Friday, September 11, 2015

September 11, The Day the First Amendment Died

Some folks will think of this date as the day American government officials conspired to draw America into international conflicts by killing nearly 3,000 of their own.I've watched several of the "inside job" conspiracy videos and have not found anything credible. I am open to being convinced.

Yet, as a federal constitutional law and civil rights attorney, I understand, and hope you will, how badly damaged our Nation was -- above and beyond the death toll -- in the exercise of our civil rights and liberties.

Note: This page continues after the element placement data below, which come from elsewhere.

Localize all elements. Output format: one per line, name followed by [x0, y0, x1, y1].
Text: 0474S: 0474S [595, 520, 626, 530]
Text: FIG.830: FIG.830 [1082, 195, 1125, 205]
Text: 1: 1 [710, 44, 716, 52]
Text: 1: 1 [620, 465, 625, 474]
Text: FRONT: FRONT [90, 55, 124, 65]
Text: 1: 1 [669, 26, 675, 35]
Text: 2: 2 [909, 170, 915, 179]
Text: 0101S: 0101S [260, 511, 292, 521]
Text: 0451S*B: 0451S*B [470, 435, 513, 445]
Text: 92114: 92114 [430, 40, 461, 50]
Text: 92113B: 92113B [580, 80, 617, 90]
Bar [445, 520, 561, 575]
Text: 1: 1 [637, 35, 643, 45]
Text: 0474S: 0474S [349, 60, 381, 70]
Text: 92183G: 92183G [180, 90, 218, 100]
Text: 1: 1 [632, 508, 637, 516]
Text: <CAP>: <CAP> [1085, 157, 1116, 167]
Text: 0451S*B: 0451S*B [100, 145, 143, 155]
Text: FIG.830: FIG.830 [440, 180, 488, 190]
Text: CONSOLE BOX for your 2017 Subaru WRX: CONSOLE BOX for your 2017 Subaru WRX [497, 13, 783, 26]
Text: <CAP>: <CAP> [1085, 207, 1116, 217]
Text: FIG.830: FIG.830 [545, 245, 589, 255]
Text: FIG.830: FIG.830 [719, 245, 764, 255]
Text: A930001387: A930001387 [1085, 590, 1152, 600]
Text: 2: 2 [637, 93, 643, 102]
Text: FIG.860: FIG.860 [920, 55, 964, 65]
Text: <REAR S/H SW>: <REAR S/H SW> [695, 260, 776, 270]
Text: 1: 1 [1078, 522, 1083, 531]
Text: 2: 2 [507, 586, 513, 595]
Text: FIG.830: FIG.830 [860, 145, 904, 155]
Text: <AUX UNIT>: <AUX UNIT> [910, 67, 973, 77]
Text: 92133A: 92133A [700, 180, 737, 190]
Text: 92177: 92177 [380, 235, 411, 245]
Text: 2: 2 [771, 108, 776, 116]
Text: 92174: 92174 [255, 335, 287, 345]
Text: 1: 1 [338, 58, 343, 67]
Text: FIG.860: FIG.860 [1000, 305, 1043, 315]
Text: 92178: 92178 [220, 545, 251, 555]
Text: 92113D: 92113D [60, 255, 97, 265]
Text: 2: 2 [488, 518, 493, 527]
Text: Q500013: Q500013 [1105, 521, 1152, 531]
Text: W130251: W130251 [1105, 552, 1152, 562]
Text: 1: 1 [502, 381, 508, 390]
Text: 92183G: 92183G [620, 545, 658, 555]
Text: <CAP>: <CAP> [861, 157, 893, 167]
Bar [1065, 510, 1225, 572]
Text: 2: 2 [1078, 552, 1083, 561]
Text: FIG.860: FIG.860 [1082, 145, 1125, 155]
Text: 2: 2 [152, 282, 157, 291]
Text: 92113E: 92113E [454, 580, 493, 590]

Not only did the Patriot Act authorize the continuing and increasing surveillance of Americans (lest my Republican friends think I'm blaming all this activity on Bush, lest my Democrat friends think that they are off the hook, you should read up on the Clinton era Carnivore and Echelon programs, which you can do starting at pages such as this one), the claimed need to protect government officials led to the adoption of rules by the US Marshal's Service, the Secret Service, the Supreme Court police, and other federal policing agencies, that resulted in removing peaceful demonstrators from the line of sight of government officials attending public events.

For example, Reverend Patrick Mahoney​, my long time client, and several others, were arrested when they engaged in prayer and the display of signs on the public sidewalk across from the entrance to the Cathedral of St. Matthew, in Washington, DC, on the morning of the annual Red Mass. You can read the decidedly constitution-free decision of Judge Royce Lamberth in which Mahoney's pleas for respect for the freedom of speech fall on security-deafened ears here.

Mahoney began his vigils on Red Mass mornings to communicate his concern over the banning of Ten Commandments. The immediate concern he addressed was the incident in which Justice Roy Moore of the Alabama Supreme Court placed such a monument in the rotunda of that State's Supreme Court. In the post 9/11 era, the Supreme Court police and the Secret Service created giant, city-block sized "speech free" zones.

Within those zones, individuals could walk, talk, ride bikes, walk dogs, drink coffee, wait for buses, make phone calls, wave to friends, hail cabs, and all the other typical and expected human behaviors of daily life in an urban setting. BUT WHAT THEY COULD NOT DO is seek to communicate a message on what they considered to be an important public issue to government officials passing through the "speech free zone."

To communicate, Reverend Mahoney and others had to move out of the exclusion zone, away from lines of sight of government officials, and stay within a holding "pen" like they were stockyard bound livestock. While the bulk of my post 9/11 experience with government restrictions on free speech involved cases of religious speech or pro-life speech, the ACLU also cataloged the deleterious impact of the government's unflinching assertion of security interests on core political speech activities too.

So, yes, I mourn the lives lost.

But more so, I mourn that the meaning of those lives lost is disregard for our essential liberties by the courts, the police, and government officials.